Scientists from the University of Virginia School of Engineering and Applied Science (UVA) are pioneering the use of optical multiplexing to develop a scalable quantum computing platform for real-world applications.
Both scientists and investors are interested in the lucrative opportunities offered by quantum computing, such as its potential applications for complex problem-solving. The quantum computing market is, therefore, set to reach $65bn by 2030.
Quantum computing and drug discovery
One of the most promising future applications for quantum computing is its potential for drug discovery. In order to fully comprehend drug interactions, a pharmaceutical company may wish to simulate the interaction between two molecules.
Currently, the difficulty posed by this is that every molecule is formed of hundreds of atoms and researchers would need to model every way in which the atoms could array themselves when their respective molecules are introduced. The number of possible configurations is staggering — more than the number of atoms in the Universe. Therefore, only a quantum computer can represent, let alone solve, such an extensive, dynamic data problem.

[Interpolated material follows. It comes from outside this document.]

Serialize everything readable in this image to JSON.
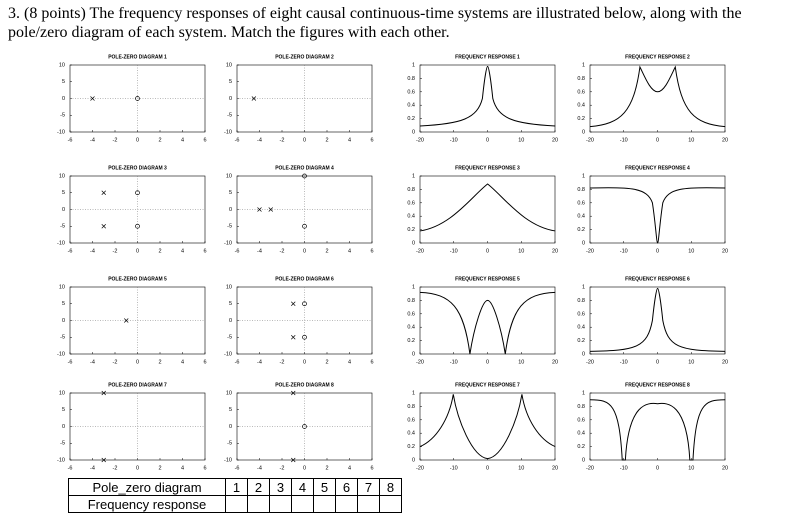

The ability to apply quantum computing to such societal uses is, unfortunately, decades away, but scientists in universities and private industry across the globe are working on different dimensions of the technology.
Photonic chip with quantum applications
A group of researchers led by Xu Yi, who is an assistant professor of electrical and computer engineering at the University of Virginia School of Engineering and Applied Science, has found a niche in the physics and applications of photonic devices, which distinguish and shape light for a variety of uses such as communications and computing. The team has developed a scalable quantum computing platform, which significantly decreases the quantity of devices necessary to achieve quantum speed on a photonic chip the size of a penny.
This research has been supported by a grant from the National Science Foundation’s Engineering Quantum Integrated Platforms for Quantum Communication, and the group’s findings have recently been published in Nature Communications.
Olivier Pfister, professor of quantum optics and quantum information at UVA, and Hansuek Lee, assistant professor at the Korean Advanced Institute of Science and Technology, contributed to the success of the research.
Quantum computers offer a completely novel method of information processing; they process information in parallel, meaning they don’t have to wait for one sequence of information to be processed before they can compute more. Their unit of information is called a qubit, a hybrid that can be one and zero at the same time. A quantum mode, or qumode, spans the full spectrum of variables between one and zero.
Scientists are working on various methods to effectively generate the immense amount of qumodes required to attain quantum speeds. Yi’s photonics-based method is appealing as a field of light is also full spectrum; each light wave in the spectrum has the capability to become a quantum unit. Yi hypothesised that by entangling fields of light, the light would reach a quantum state.
The UVA researchers are pioneering the utilisation of optical multiplexing to develop a scalable quantum computing platform. In 2014, Pfister’s group were successful in generating over 3,000 quantum modes in a bulk optical system. However, employing this number of quantum modes necessitates a large footprint to contain the thousands of mirrors, lenses and other components that would be required to run an algorithm and perform other operations.
“The future of the field is integrated quantum optics,” Pfister explained. “Only by transferring quantum optics experiments from protected optics labs to field-compatible photonic chips will bona fide quantum technology be able to see the light of day. We are extremely fortunate to have been able to attract to UVA a world expert in quantum photonics such as Xu Yi, and I’m very excited by the perspectives these new results open to us.”
The research team led by Yi have been successful in developing a quantum source in an optical microresonator, a ring-shaped, millimetre-sized structure that covers the photons and produces a microcomb, a device that effectively transforms photons from single to multiple wavelengths. Light circulates around the ring to build up optical power, and this power build-up improves the possibilities for photons to interact, which generates quantum entanglement between fields of light in the microcomb.
With the use of multiplexing, the researchers were able to authenticate the generation of 40 qumodes from one microresonator on a chip, demonstrating that multiplexing of quantum modes can work in integrated photonic platforms.
“We estimate that when we optimise the system, we can generate thousands of qumodes from a single device,” Yi commented.
Yi’s multiplexing method commences a route towards quantum computing applications in real-world conditions, where inaccuracies are unavoidable. The quantity of qubits necessary to offset the potential for inaccuracies could surpass one million, with an equivalent increase in the number of devices. Multiplexing decreases the quantity of devices required by two or three orders of magnitude.
This novel photonics-based system presents two further benefits in the pursuit of real-world quantum computing. Quantum computing platforms that use superconducting electronic circuits need cooling to cryogenic temperatures. As the photon has no mass, quantum computers with photonic integrated chips are able to run or sleep at room temperature. Furthermore, Lee fabricated the microresonator on a silicon chip by applying standard lithography methods. This is significant because it indicates that the resonator or quantum source could be mass-produced.
“We are proud to push the frontiers of engineering in quantum computing and accelerate the transition from bulk optics to integrated photonics,” Yi concluded. “We will continue to explore ways to integrate devices and circuits in a photonics-based quantum computing platform and optimise its performance.”